Gretel Ehrlich comes to mind:

…You should hear the way snow

sizzles and shrinks, hisses and rots away.

Overnight someone new steps into

those white thighs and drags herself downhill towards


the next season. A thunderstorm

unties the sky. It composes and decomposes darkness,

and forgives what it has gathered there

by letting it rain…


Ehrlich wrote the poem, “Other Seasons,” out of the center of Wyoming. But it was just as relevant here, during my first high mountain spring, when I was living in a one-room cabin five miles past the Hoback Junction. I read the poem daily as winter’s deep drifts shifted and cracked and slid into mud. The hills across the highway browned, then paled again. Then crept green in the late May rains.  Weather was the language that ordered my life. Erhlich understood it, and I drank her in.


            Driving back from Greg’s, I let my car slide a little as it goes around a bend. I know better than to fight the ice.
In Wyoming, weather is god.  The wind with razor teeth, the steaming river, the mud season. Snow year-round, and a sun that makes us brown.  Not a soul avoids it. It seeps into every corner of our lives: we live seasonally, we fight to remain, we sip on the tenuousness of an economy far from the city.  We dig out our cars and split wood for the stove. We make love watching icicles crawl down the windows.  We can’t help but know snow intimately: in Cheyenne and Ucross and Worland and LaBarge—and Jackson.
In the Hole, too, the god roars.

Monday, March 21, 2011

I've never really been cool anyway

The Blog Age is over, I hear. So passe. No one reads them. Twitter and Facebook have dulled our attention spans to a sentence or two.

So why start one now, long after the height?

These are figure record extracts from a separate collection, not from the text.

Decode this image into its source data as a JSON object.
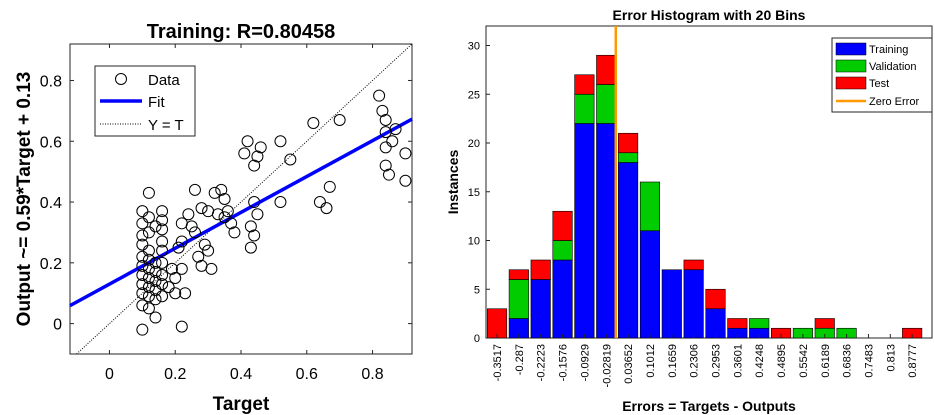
{
  "chart_data": [
    {
      "type": "scatter",
      "title": "Training: R=0.80458",
      "xlabel": "Target",
      "ylabel": "Output ~= 0.59*Target + 0.13",
      "xlim": [
        -0.12,
        0.92
      ],
      "ylim": [
        -0.1,
        0.92
      ],
      "xticks": [
        0,
        0.2,
        0.4,
        0.6,
        0.8
      ],
      "yticks": [
        0,
        0.2,
        0.4,
        0.6,
        0.8
      ],
      "xtick_labels": [
        "0",
        "0.2",
        "0.4",
        "0.6",
        "0.8"
      ],
      "ytick_labels": [
        "0",
        "0.2",
        "0.4",
        "0.6",
        "0.8"
      ],
      "legend": {
        "placement": "top-left",
        "entries": [
          "Data",
          "Fit",
          "Y = T"
        ]
      },
      "fit": {
        "slope": 0.59,
        "intercept": 0.13,
        "color": "#0000FF"
      },
      "identity_line": {
        "color": "#000000"
      },
      "points": [
        [
          0.1,
          0.37
        ],
        [
          0.1,
          0.33
        ],
        [
          0.1,
          0.29
        ],
        [
          0.1,
          0.26
        ],
        [
          0.1,
          0.22
        ],
        [
          0.1,
          0.19
        ],
        [
          0.1,
          0.16
        ],
        [
          0.1,
          0.13
        ],
        [
          0.1,
          0.1
        ],
        [
          0.1,
          0.06
        ],
        [
          0.1,
          -0.02
        ],
        [
          0.12,
          0.35
        ],
        [
          0.12,
          0.3
        ],
        [
          0.12,
          0.24
        ],
        [
          0.12,
          0.21
        ],
        [
          0.12,
          0.18
        ],
        [
          0.12,
          0.15
        ],
        [
          0.12,
          0.12
        ],
        [
          0.12,
          0.09
        ],
        [
          0.12,
          0.05
        ],
        [
          0.12,
          0.43
        ],
        [
          0.14,
          0.32
        ],
        [
          0.14,
          0.2
        ],
        [
          0.14,
          0.17
        ],
        [
          0.14,
          0.14
        ],
        [
          0.14,
          0.11
        ],
        [
          0.14,
          0.08
        ],
        [
          0.14,
          0.02
        ],
        [
          0.16,
          0.37
        ],
        [
          0.16,
          0.34
        ],
        [
          0.16,
          0.31
        ],
        [
          0.16,
          0.27
        ],
        [
          0.16,
          0.24
        ],
        [
          0.16,
          0.2
        ],
        [
          0.16,
          0.16
        ],
        [
          0.16,
          0.13
        ],
        [
          0.16,
          0.09
        ],
        [
          0.18,
          0.12
        ],
        [
          0.19,
          0.18
        ],
        [
          0.2,
          0.1
        ],
        [
          0.2,
          0.15
        ],
        [
          0.21,
          0.25
        ],
        [
          0.22,
          0.33
        ],
        [
          0.22,
          0.27
        ],
        [
          0.22,
          0.18
        ],
        [
          0.23,
          0.1
        ],
        [
          0.22,
          -0.01
        ],
        [
          0.24,
          0.36
        ],
        [
          0.25,
          0.32
        ],
        [
          0.26,
          0.44
        ],
        [
          0.26,
          0.3
        ],
        [
          0.27,
          0.22
        ],
        [
          0.28,
          0.19
        ],
        [
          0.28,
          0.38
        ],
        [
          0.29,
          0.26
        ],
        [
          0.3,
          0.37
        ],
        [
          0.3,
          0.24
        ],
        [
          0.31,
          0.18
        ],
        [
          0.32,
          0.43
        ],
        [
          0.33,
          0.36
        ],
        [
          0.34,
          0.44
        ],
        [
          0.35,
          0.35
        ],
        [
          0.35,
          0.41
        ],
        [
          0.36,
          0.37
        ],
        [
          0.37,
          0.33
        ],
        [
          0.38,
          0.3
        ],
        [
          0.41,
          0.56
        ],
        [
          0.42,
          0.6
        ],
        [
          0.44,
          0.52
        ],
        [
          0.44,
          0.4
        ],
        [
          0.43,
          0.32
        ],
        [
          0.44,
          0.29
        ],
        [
          0.43,
          0.25
        ],
        [
          0.45,
          0.36
        ],
        [
          0.45,
          0.55
        ],
        [
          0.46,
          0.58
        ],
        [
          0.52,
          0.6
        ],
        [
          0.52,
          0.4
        ],
        [
          0.55,
          0.54
        ],
        [
          0.62,
          0.66
        ],
        [
          0.64,
          0.4
        ],
        [
          0.66,
          0.38
        ],
        [
          0.67,
          0.45
        ],
        [
          0.7,
          0.67
        ],
        [
          0.82,
          0.75
        ],
        [
          0.83,
          0.7
        ],
        [
          0.84,
          0.67
        ],
        [
          0.84,
          0.63
        ],
        [
          0.84,
          0.58
        ],
        [
          0.84,
          0.52
        ],
        [
          0.85,
          0.49
        ],
        [
          0.86,
          0.6
        ],
        [
          0.87,
          0.64
        ],
        [
          0.9,
          0.56
        ],
        [
          0.9,
          0.47
        ]
      ]
    },
    {
      "type": "bar",
      "stacked": true,
      "title": "Error Histogram with 20 Bins",
      "xlabel": "Errors = Targets - Outputs",
      "ylabel": "Instances",
      "ylim": [
        0,
        32
      ],
      "yticks": [
        0,
        5,
        10,
        15,
        20,
        25,
        30
      ],
      "categories": [
        "-0.3517",
        "-0.287",
        "-0.2223",
        "-0.1576",
        "-0.0929",
        "-0.02819",
        "0.03652",
        "0.1012",
        "0.1659",
        "0.2306",
        "0.2953",
        "0.3601",
        "0.4248",
        "0.4895",
        "0.5542",
        "0.6189",
        "0.6836",
        "0.7483",
        "0.813",
        "0.8777"
      ],
      "series": [
        {
          "name": "Training",
          "color": "#0000FF",
          "values": [
            0,
            2,
            6,
            8,
            22,
            22,
            18,
            11,
            7,
            7,
            3,
            1,
            1,
            0,
            0,
            0,
            0,
            0,
            0,
            0
          ]
        },
        {
          "name": "Validation",
          "color": "#00CC00",
          "values": [
            0,
            4,
            0,
            2,
            3,
            4,
            1,
            5,
            0,
            0,
            0,
            0,
            1,
            0,
            1,
            1,
            1,
            0,
            0,
            0
          ]
        },
        {
          "name": "Test",
          "color": "#FF0000",
          "values": [
            3,
            1,
            2,
            3,
            2,
            3,
            2,
            0,
            0,
            1,
            2,
            1,
            0,
            1,
            0,
            1,
            0,
            0,
            0,
            1
          ]
        }
      ],
      "zero_error": {
        "name": "Zero Error",
        "value": 0,
        "color": "#FF9900"
      },
      "legend": {
        "placement": "top-right"
      }
    }
  ]
}
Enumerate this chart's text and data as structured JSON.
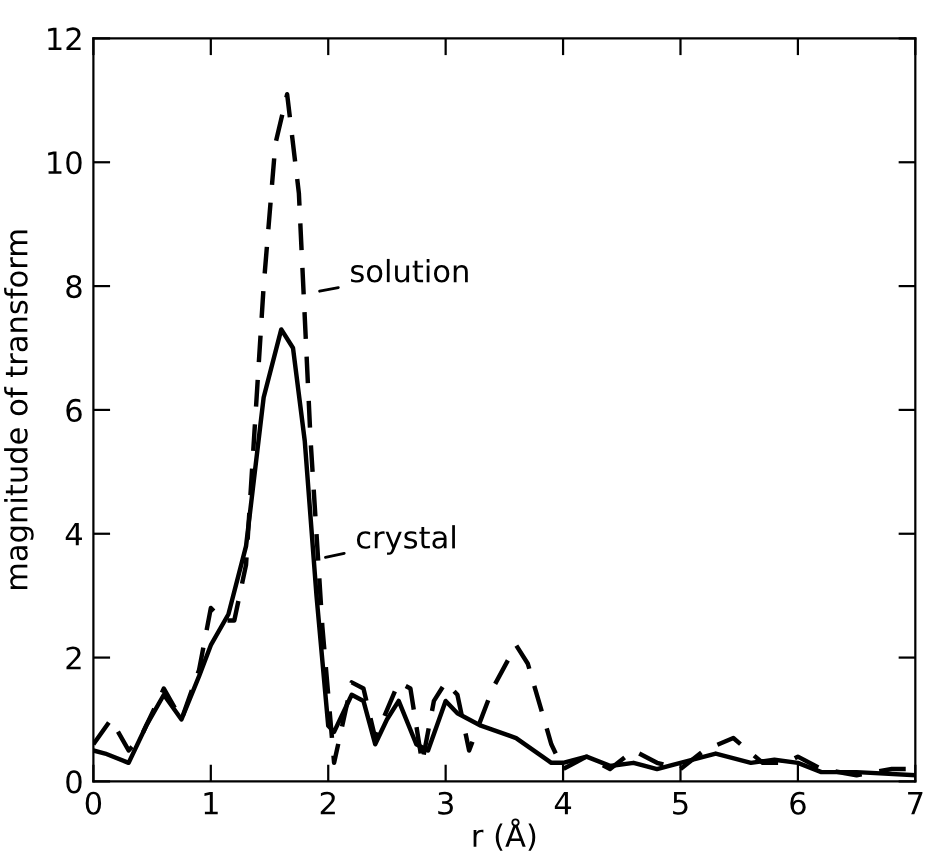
{
  "chart_data": {
    "type": "line",
    "xlabel": "r (Å)",
    "ylabel": "magnitude of transform",
    "xlim": [
      0,
      7
    ],
    "ylim": [
      0,
      12
    ],
    "xticks": [
      0,
      1,
      2,
      3,
      4,
      5,
      6,
      7
    ],
    "yticks": [
      0,
      2,
      4,
      6,
      8,
      10,
      12
    ],
    "grid": false,
    "legend": false,
    "series": [
      {
        "color": "#000000",
        "line_style": "dashed",
        "x": [
          0,
          0.15,
          0.3,
          0.4,
          0.6,
          0.75,
          0.9,
          1.0,
          1.1,
          1.2,
          1.3,
          1.45,
          1.55,
          1.65,
          1.75,
          1.85,
          1.95,
          2.05,
          2.2,
          2.3,
          2.4,
          2.6,
          2.7,
          2.8,
          2.9,
          3.0,
          3.1,
          3.2,
          3.4,
          3.6,
          3.7,
          3.9,
          4.0,
          4.2,
          4.4,
          4.6,
          4.8,
          5.0,
          5.2,
          5.45,
          5.7,
          5.9,
          6.0,
          6.2,
          6.5,
          6.8,
          7.0
        ],
        "values": [
          0.6,
          1.0,
          0.5,
          0.7,
          1.5,
          1.0,
          1.8,
          2.8,
          2.6,
          2.6,
          3.5,
          8.0,
          10.3,
          11.1,
          9.5,
          5.5,
          2.5,
          0.3,
          1.6,
          1.5,
          0.7,
          1.6,
          1.5,
          0.3,
          1.3,
          1.6,
          1.4,
          0.5,
          1.5,
          2.2,
          1.9,
          0.6,
          0.2,
          0.4,
          0.2,
          0.5,
          0.3,
          0.2,
          0.5,
          0.7,
          0.3,
          0.3,
          0.4,
          0.2,
          0.1,
          0.2,
          0.2
        ]
      },
      {
        "color": "#000000",
        "line_style": "solid",
        "x": [
          0,
          0.1,
          0.3,
          0.45,
          0.6,
          0.75,
          0.9,
          1.0,
          1.15,
          1.3,
          1.45,
          1.6,
          1.7,
          1.8,
          1.9,
          2.0,
          2.05,
          2.2,
          2.3,
          2.4,
          2.5,
          2.6,
          2.75,
          2.85,
          3.0,
          3.1,
          3.3,
          3.6,
          3.9,
          4.0,
          4.2,
          4.4,
          4.6,
          4.8,
          5.0,
          5.3,
          5.6,
          5.8,
          6.0,
          6.2,
          6.5,
          7.0
        ],
        "values": [
          0.5,
          0.45,
          0.3,
          0.9,
          1.4,
          1.0,
          1.7,
          2.2,
          2.7,
          3.8,
          6.2,
          7.3,
          7.0,
          5.5,
          3.0,
          0.9,
          0.8,
          1.4,
          1.3,
          0.6,
          1.0,
          1.3,
          0.6,
          0.5,
          1.3,
          1.1,
          0.9,
          0.7,
          0.3,
          0.3,
          0.4,
          0.25,
          0.3,
          0.2,
          0.3,
          0.45,
          0.3,
          0.35,
          0.3,
          0.15,
          0.15,
          0.1
        ]
      }
    ],
    "annotations": [
      {
        "text": "solution",
        "x": 1.88,
        "y": 7.9
      },
      {
        "text": "crystal",
        "x": 1.93,
        "y": 3.6
      }
    ]
  }
}
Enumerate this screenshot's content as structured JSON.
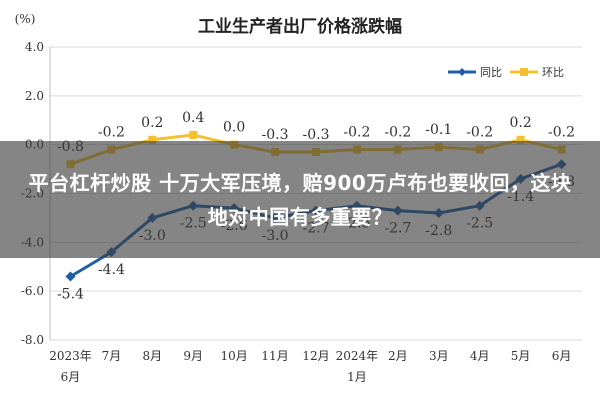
{
  "chart_data": {
    "type": "line",
    "title": "工业生产者出厂价格涨跌幅",
    "unit_label": "(%)",
    "categories": [
      "2023年6月",
      "7月",
      "8月",
      "9月",
      "10月",
      "11月",
      "12月",
      "2024年1月",
      "2月",
      "3月",
      "4月",
      "5月",
      "6月"
    ],
    "y_ticks": [
      "4.0",
      "2.0",
      "0.0",
      "-2.0",
      "-4.0",
      "-6.0",
      "-8.0"
    ],
    "ylim": [
      -8,
      4
    ],
    "grid": true,
    "legend_position": "top-right",
    "series": [
      {
        "name": "同比",
        "color": "#1f5fa8",
        "values": [
          -5.4,
          -4.4,
          -3.0,
          -2.5,
          -2.6,
          -3.0,
          -2.7,
          -2.5,
          -2.7,
          -2.8,
          -2.5,
          -1.4,
          -0.8
        ],
        "labels": [
          "-5.4",
          "-4.4",
          "-3.0",
          "-2.5",
          "-2.6",
          "-3.0",
          "-2.7",
          "-2.5",
          "-2.7",
          "-2.8",
          "-2.5",
          "-1.4",
          "-0.8"
        ]
      },
      {
        "name": "环比",
        "color": "#f2c12e",
        "values": [
          -0.8,
          -0.2,
          0.2,
          0.4,
          0.0,
          -0.3,
          -0.3,
          -0.2,
          -0.2,
          -0.1,
          -0.2,
          0.2,
          -0.2
        ],
        "labels": [
          "-0.8",
          "-0.2",
          "0.2",
          "0.4",
          "0.0",
          "-0.3",
          "-0.3",
          "-0.2",
          "-0.2",
          "-0.1",
          "-0.2",
          "0.2",
          "-0.2"
        ]
      }
    ]
  },
  "overlay": {
    "headline": "平台杠杆炒股 十万大军压境，赔900万卢布也要收回，这块地对中国有多重要？"
  },
  "colors": {
    "grid": "#d9d9d9",
    "axis_text": "#333333",
    "title": "#222222"
  }
}
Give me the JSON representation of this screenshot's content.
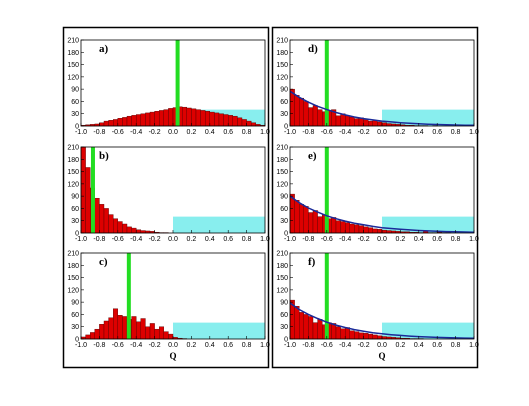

It’s personal, of course. I created Girl Makes Fire with the intention of easing my own perfectionism. Anyone who knows me will agree that I’m hard on myself when it comes to writing. I don’t let a word out of its locked room until everything is in place. When I invite friends to be editors—and it happens with only a few—it’s deeply private and very vulnerable.

But to be perfectionistic about writing is to cut it off at the source. All too often, I let ideas slip away undeveloped because I don’t have the time or concentration to “do it right.” Opinions that—who knows?—could create change if distributed instead become rants in bars. At some point, it’s important to simply sit down and finish something—and to let someone read it.

Consider Girl Makes Fire my personal writing bootcamp.

This blog is personal. It’s also political. It’s an opportunity to publicly engage with my reactions to books, articles, and news stories. Oh yeah, and life.  The name of the blog, Girl Makes Fire, comes from my sense of myself as one who brings things together. By sharing, I aim to create engagement. By responding, I aim to synthesize experiences.  And whether or not blogs are uncool, anything that can be posted on facebook can drag people into a dialogue.

Flint. Tinder. I am the catalyst, the grated-against steel. Don’t all artists aim to hold these cold objects in their hands, and somehow make a magic flame?

Here I go, bending into the digital ghetto with a megaphone.